Edited by Mark Stryker
Posted (edited)

Back to our regularly scheduled programming ...

Here's Jarrett responding to Ethan Iverson's prompt to talk about Bley in a long 2009 interview at Do The Math. Complete interview here: http://dothemath.typepad.com/dtm/interview-with-keith-jarrett.html

KJ: Paul took the piano and made it impossible to disregard as a horn. And that made me feel good, because I was feeling ... I always liked piano-less groups, you know? I didn’t actually like the piano, for a long, long time. (I’m making up with it now.) But Paul was in my apartment in Boston, playing his Footloose! album before it was released, and we met in the club. An important force. Yeah, important.

EI: That solo on “All the Things You Are,” on the Sonny Rollins record.

KJ: Yeah. Well, that whole record, anyway. That’s crazy. My youngest son asked me, “Can you record all the things you think I should hear?” One of the first things that popped into my mind about what he had to hear was that album. Pete and Paul, and Steve and Pete together, made Footloose! extremely important for me. Sort of like Ahmad with certain kinds of drugs.
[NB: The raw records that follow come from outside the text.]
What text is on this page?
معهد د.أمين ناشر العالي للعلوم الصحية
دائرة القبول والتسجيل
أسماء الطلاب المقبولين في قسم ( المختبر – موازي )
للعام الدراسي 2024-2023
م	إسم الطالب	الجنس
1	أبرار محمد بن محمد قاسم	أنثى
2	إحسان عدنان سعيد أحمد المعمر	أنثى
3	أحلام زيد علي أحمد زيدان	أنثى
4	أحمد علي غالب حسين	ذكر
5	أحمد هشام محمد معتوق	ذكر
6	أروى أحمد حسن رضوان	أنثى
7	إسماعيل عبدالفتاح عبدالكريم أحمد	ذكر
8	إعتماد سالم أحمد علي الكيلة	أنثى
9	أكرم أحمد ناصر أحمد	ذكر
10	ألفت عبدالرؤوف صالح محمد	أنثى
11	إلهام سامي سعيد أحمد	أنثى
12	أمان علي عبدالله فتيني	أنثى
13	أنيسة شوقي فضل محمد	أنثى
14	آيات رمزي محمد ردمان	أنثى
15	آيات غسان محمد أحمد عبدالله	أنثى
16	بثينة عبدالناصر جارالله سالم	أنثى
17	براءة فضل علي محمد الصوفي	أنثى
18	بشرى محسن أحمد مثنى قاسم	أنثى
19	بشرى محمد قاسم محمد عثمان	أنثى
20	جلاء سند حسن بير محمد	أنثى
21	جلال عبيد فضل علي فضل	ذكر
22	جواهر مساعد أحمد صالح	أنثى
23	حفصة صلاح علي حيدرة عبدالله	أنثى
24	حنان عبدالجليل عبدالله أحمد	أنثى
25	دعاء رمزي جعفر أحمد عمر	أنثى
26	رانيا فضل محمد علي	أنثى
EI: Also on that record he plays a solo piano version of “How Long Has This Been Going On?” that was light years ahead of where everybody else was thinking about at that moment.

KJ: Yeah, one thing I’m sorry about is that he doesn’t still play on his cheap, broken down piano in his living room. Because that’s the best I ever heard him. And when he’s playing the Bosendorfers, or whatever he plays, I think, “No, no, Paul, don’t do that! It’s not gonna work. Where’s your sound? It’s not in that piano.”